The company says it selected Citec as its engineering partner because of its track record of modularizing industrial plant products, as well as its international resources and clear understanding of completing engineering projects around the world. Highview Power intends to design the first modular solution with a standard configuration of 50 MW and 500 MWh. Then, the solution can be customized to meet the individual needs for various storage capacities.
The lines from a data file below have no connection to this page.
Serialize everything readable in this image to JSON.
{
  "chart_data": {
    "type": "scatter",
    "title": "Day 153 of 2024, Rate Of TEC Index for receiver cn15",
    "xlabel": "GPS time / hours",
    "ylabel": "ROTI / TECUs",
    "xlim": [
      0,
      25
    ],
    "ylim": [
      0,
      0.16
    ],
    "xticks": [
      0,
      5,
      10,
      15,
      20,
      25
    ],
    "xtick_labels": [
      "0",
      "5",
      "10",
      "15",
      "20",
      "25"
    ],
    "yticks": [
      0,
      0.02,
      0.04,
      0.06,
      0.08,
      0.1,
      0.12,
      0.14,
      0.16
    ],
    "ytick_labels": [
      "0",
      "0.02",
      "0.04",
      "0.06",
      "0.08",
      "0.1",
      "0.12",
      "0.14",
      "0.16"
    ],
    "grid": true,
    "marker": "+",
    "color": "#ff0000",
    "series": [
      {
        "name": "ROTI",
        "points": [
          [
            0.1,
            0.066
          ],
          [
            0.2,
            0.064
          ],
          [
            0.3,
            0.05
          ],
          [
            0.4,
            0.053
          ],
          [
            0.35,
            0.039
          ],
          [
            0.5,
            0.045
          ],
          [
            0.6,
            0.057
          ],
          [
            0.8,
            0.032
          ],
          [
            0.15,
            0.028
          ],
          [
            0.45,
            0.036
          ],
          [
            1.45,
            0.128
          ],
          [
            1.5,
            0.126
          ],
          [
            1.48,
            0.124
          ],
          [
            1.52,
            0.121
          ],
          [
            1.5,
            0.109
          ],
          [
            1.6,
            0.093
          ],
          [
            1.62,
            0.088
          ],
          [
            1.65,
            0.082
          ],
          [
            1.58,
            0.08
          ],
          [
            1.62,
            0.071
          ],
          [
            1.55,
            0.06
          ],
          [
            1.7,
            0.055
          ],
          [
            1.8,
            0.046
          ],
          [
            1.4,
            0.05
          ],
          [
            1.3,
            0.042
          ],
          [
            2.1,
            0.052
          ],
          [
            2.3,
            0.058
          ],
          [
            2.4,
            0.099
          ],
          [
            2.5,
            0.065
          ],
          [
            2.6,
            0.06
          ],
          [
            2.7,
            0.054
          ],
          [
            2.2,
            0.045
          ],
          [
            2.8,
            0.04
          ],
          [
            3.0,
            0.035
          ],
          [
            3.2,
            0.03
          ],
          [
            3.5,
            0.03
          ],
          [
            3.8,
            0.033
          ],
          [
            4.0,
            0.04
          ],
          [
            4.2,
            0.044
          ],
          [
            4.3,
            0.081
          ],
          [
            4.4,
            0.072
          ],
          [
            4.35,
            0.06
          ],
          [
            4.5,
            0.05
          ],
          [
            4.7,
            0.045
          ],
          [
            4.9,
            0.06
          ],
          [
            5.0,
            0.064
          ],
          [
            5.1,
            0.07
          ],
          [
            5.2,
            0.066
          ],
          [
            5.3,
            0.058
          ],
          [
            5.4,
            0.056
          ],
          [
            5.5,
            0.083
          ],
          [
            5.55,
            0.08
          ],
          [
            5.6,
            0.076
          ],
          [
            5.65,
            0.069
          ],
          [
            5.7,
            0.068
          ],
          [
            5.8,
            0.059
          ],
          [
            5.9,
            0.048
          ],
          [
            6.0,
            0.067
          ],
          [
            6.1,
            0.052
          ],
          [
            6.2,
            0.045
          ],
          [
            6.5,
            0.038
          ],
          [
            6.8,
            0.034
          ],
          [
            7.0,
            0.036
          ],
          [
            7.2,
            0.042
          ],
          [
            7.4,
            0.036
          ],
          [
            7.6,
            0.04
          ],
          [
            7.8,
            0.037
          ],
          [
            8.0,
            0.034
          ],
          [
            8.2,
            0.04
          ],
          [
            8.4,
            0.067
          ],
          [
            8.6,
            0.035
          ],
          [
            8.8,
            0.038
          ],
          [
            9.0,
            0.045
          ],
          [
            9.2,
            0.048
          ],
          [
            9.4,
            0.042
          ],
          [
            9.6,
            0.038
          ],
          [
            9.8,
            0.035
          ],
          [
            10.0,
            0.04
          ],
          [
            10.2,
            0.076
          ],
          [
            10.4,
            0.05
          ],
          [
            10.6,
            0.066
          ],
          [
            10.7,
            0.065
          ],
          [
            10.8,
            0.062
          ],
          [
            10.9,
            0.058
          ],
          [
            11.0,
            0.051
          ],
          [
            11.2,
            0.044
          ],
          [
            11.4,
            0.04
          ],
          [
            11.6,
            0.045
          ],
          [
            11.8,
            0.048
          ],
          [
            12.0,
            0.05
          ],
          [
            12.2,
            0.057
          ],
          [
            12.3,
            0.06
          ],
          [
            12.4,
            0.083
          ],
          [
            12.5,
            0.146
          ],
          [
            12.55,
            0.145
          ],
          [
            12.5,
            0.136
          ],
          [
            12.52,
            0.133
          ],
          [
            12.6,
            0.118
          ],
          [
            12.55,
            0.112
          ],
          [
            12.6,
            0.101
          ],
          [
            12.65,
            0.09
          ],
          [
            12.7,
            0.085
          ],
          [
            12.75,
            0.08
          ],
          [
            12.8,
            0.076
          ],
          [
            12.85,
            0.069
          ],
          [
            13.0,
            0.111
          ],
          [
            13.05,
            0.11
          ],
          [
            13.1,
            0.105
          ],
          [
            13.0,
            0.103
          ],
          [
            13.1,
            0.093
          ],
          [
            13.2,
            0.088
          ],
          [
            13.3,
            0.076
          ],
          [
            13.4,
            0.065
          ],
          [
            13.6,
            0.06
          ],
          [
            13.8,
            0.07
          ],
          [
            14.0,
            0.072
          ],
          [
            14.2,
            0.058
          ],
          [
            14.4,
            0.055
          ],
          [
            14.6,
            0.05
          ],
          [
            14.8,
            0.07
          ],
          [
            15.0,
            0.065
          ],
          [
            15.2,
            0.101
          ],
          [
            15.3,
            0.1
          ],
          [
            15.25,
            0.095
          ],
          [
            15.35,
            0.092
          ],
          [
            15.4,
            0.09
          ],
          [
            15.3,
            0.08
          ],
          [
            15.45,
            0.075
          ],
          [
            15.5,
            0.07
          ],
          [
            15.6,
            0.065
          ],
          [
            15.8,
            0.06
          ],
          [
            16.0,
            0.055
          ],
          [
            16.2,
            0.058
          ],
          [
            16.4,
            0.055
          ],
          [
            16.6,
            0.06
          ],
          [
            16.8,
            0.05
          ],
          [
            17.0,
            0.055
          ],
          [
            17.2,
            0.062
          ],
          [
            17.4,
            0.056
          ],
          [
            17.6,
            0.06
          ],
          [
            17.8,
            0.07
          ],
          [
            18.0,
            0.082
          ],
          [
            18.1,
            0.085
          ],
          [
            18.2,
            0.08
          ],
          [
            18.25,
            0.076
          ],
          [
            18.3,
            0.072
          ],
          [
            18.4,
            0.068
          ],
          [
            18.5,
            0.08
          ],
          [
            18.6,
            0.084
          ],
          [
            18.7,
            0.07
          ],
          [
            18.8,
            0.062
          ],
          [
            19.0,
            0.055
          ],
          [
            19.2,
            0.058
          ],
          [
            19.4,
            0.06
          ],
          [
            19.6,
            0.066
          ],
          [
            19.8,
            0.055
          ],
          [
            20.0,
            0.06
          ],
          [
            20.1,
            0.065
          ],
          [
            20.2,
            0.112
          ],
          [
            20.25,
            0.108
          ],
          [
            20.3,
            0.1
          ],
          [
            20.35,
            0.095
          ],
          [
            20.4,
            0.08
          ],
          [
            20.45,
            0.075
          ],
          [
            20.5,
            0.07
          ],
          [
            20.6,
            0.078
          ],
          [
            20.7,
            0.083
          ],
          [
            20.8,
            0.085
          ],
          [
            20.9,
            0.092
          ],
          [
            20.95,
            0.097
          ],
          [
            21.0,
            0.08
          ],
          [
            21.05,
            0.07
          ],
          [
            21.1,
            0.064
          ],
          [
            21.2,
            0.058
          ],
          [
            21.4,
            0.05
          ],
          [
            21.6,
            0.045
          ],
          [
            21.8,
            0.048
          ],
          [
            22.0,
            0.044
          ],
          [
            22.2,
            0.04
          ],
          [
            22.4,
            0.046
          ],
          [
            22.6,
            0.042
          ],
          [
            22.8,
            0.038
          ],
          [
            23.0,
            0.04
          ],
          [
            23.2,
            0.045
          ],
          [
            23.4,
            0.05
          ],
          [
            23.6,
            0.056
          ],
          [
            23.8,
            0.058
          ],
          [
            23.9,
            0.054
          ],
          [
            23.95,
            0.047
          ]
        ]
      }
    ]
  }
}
“This first project is to develop a modular solution for one storage capacity, and from this basis, repeated projects with localization and for varying storage capacities will be developed,” said Johan Westermarck, CEO, Citec. “We are very excited to begin work on this first project – both parties’ ambition is to create and establish a long-term partnership. The business cooperation with Highview Power is strategically important as it brings Citec to the frontline of new energy solutions that are eagerly needed to balance the increasing solar and wind production capacity.”
Highview Power contends that as more renewable energy sources are added to the power grid, giga-scale energy storage is the necessary framework to make such intermittent sources of power reliable enough to become the baseload before it is possible to reach the target of 100 percent renewable power.
“Our cryogenic energy storage systems are equivalent in performance to – and could replace – a fossil fuel power station,” said Cavada. Highview Power says its system can also support electricity and distribution systems while offering additional security of supply.
Highview Power’s proprietary cryogenic energy storage technology uses a freely available resource air. Air is cooled and stored as a liquid and then converted back into a gas to generate energy that powers turbines that produce electricity. Unlike chemical-based technologies, Highview Power’s system operates with the help of the thermodynamic cycle that can work with collocated thermal processes such as Liquified Natural Gas (LNG) regasification plants, peaking plants, and industrial applications.
According to Highview Power, their system can utilize waste heat and cold streams to improve the efficiency of its customers’ main processes by transforming their waste thermal energy into a useful resource for the system.
Highview Power pointed out that the company holds a significant portfolio of patents covering all aspects of its proprietary Liquid Air Energy Storage technology ( LAES, also known as cryogenic energy storage) and its control, protecting innovations related to the process, system components, and methods of operation.